Researchers have taken inspiration from the insect world to create a swarm of tiny drones that can explore unknown environments completely by themselves.
University of Liverpool Professor Karl Tuyls is part of a team whose new work, published in Science Robotics, represents a significant step forward in the field of swarm robotics.
Swarms of tiny flying robots hold great potential for exploring unknown, indoor environments and could transform disaster search and rescue missions. Their small size allows them to move in narrow spaces, and their lightweight makes them safe for operating around humans. Until now, this task has been out of reach due to the lack of adequate navigation strategies.

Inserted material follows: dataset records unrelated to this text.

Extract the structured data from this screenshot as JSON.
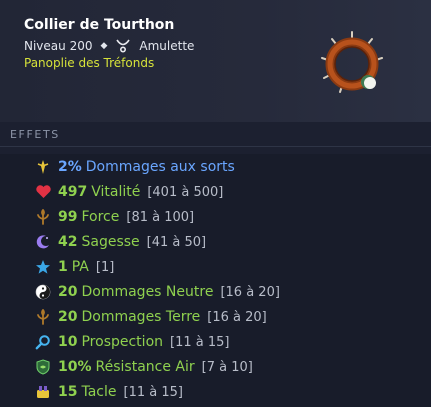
{
  "item": {
    "name": "Collier de Tourthon",
    "level": "Niveau 200",
    "type": "Amulette",
    "set": "Panoplie des Tréfonds"
  },
  "section": {
    "label": "EFFETS"
  },
  "effects": [
    {
      "icon": "damage-spell-icon",
      "value": "2%",
      "name": "Dommages aux sorts",
      "range": ""
    },
    {
      "icon": "heart-icon",
      "value": "497",
      "name": "Vitalité",
      "range": "[401 à 500]"
    },
    {
      "icon": "strength-icon",
      "value": "99",
      "name": "Force",
      "range": "[81 à 100]"
    },
    {
      "icon": "wisdom-icon",
      "value": "42",
      "name": "Sagesse",
      "range": "[41 à 50]"
    },
    {
      "icon": "ap-star-icon",
      "value": "1",
      "name": "PA",
      "range": "[1]"
    },
    {
      "icon": "yin-yang-icon",
      "value": "20",
      "name": "Dommages Neutre",
      "range": "[16 à 20]"
    },
    {
      "icon": "earth-icon",
      "value": "20",
      "name": "Dommages Terre",
      "range": "[16 à 20]"
    },
    {
      "icon": "prospection-icon",
      "value": "10",
      "name": "Prospection",
      "range": "[11 à 15]"
    },
    {
      "icon": "air-shield-icon",
      "value": "10%",
      "name": "Résistance Air",
      "range": "[7 à 10]"
    },
    {
      "icon": "tackle-icon",
      "value": "15",
      "name": "Tacle",
      "range": "[11 à 15]"
    }
  ],
  "colors": {
    "positive": "#8fd14f",
    "special": "#6aa6ff",
    "set": "#d6e23a"
  }
}
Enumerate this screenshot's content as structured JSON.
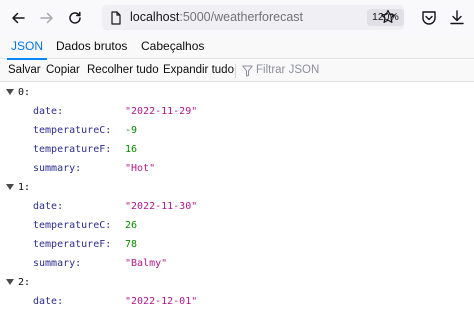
{
  "browser": {
    "url_host": "localhost",
    "url_path": ":5000/weatherforecast",
    "zoom": "120%"
  },
  "icons": {
    "back": "back-arrow-icon",
    "forward": "forward-arrow-icon",
    "reload": "reload-icon",
    "page": "page-info-icon",
    "bookmark": "star-icon",
    "pocket": "pocket-icon",
    "downloads": "download-icon",
    "filter": "filter-icon"
  },
  "tabs": [
    {
      "label": "JSON",
      "selected": true
    },
    {
      "label": "Dados brutos",
      "selected": false
    },
    {
      "label": "Cabeçalhos",
      "selected": false
    }
  ],
  "actions": {
    "save": "Salvar",
    "copy": "Copiar",
    "collapse_all": "Recolher tudo",
    "expand_all": "Expandir tudo",
    "filter_placeholder": "Filtrar JSON"
  },
  "json_rows": [
    {
      "kind": "index",
      "text": "0:"
    },
    {
      "kind": "field",
      "key": "date:",
      "value": "\"2022-11-29\"",
      "type": "str"
    },
    {
      "kind": "field",
      "key": "temperatureC:",
      "value": "-9",
      "type": "num"
    },
    {
      "kind": "field",
      "key": "temperatureF:",
      "value": "16",
      "type": "num"
    },
    {
      "kind": "field",
      "key": "summary:",
      "value": "\"Hot\"",
      "type": "str"
    },
    {
      "kind": "index",
      "text": "1:"
    },
    {
      "kind": "field",
      "key": "date:",
      "value": "\"2022-11-30\"",
      "type": "str"
    },
    {
      "kind": "field",
      "key": "temperatureC:",
      "value": "26",
      "type": "num"
    },
    {
      "kind": "field",
      "key": "temperatureF:",
      "value": "78",
      "type": "num"
    },
    {
      "kind": "field",
      "key": "summary:",
      "value": "\"Balmy\"",
      "type": "str"
    },
    {
      "kind": "index",
      "text": "2:"
    },
    {
      "kind": "field",
      "key": "date:",
      "value": "\"2022-12-01\"",
      "type": "str"
    }
  ],
  "colors": {
    "accent": "#0a84ff",
    "string_value": "#b0188c",
    "number_value": "#058b00",
    "key": "#2d2d8f"
  }
}
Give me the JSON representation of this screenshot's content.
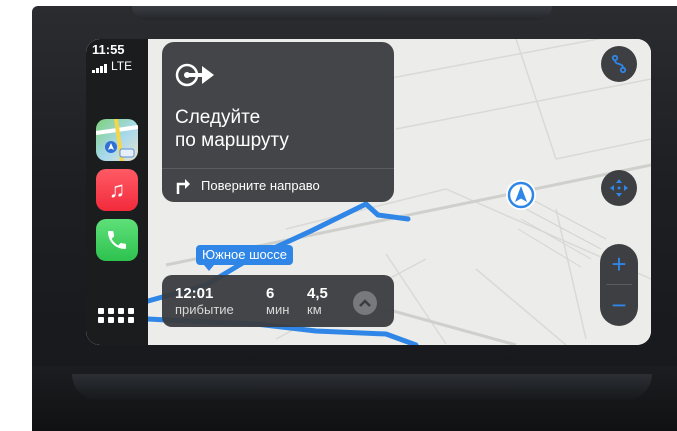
{
  "status": {
    "time": "11:55",
    "network": "LTE"
  },
  "dock": {
    "apps": [
      "maps-app-icon",
      "music-app-icon",
      "phone-app-icon"
    ],
    "grid_button": "app-grid-icon"
  },
  "maneuver": {
    "icon": "follow-route-arrow-icon",
    "title_line1": "Следуйте",
    "title_line2": "по маршруту",
    "next_icon": "turn-right-icon",
    "next_instruction": "Поверните направо"
  },
  "road_label": "Южное шоссе",
  "eta": {
    "arrival_value": "12:01",
    "arrival_label": "прибытие",
    "duration_value": "6",
    "duration_label": "мин",
    "distance_value": "4,5",
    "distance_label": "км",
    "expand_icon": "chevron-up-icon"
  },
  "controls": {
    "route_overview_icon": "route-overview-icon",
    "pan_icon": "pan-arrows-icon",
    "zoom_in_label": "+",
    "zoom_out_label": "−"
  },
  "colors": {
    "accent": "#2f86e6",
    "card_bg": "#3a3c3f",
    "map_bg": "#ececea",
    "music_red": "#f22a3c",
    "phone_green": "#2ec24e"
  }
}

Now, following four years of work, researchers from TU Delft and Radboud University in the Netherlands and the University of Liverpool present a solution called the ‘swarm bug algorithm’ that allows a swarm of tiny flying robots to autonomously explore an unknown environment and subsequently come back to the departure point.
As part of the project, researchers equipped tiny 30g commercial ‘off-the-shelf’ drones with cameras and sent them out in an indoor office environment to find two dummies representing victims in a disaster scenario. This proof-of-concept search-and-rescue task clearly showed the advantage of having a swarm. Within 6 minutes, a swarm of 6 drones was able to explore about 80% of the open rooms – which would be impossible for one of the drones alone. Furthermore, swarming also turned out to be useful for redundancy. One drone found a victim, but due to a hardware failure of the camera, it could not bring back any images. Luckily, another drone captured the victim on camera as well.
One of the key challenges in achieving swarm exploration lies at the level of the individual intelligence of the drones. The team designed a method for the small drones to detect and avoid each other by having each drone carry a wireless communication chip and then making use of the signal strength between these chips.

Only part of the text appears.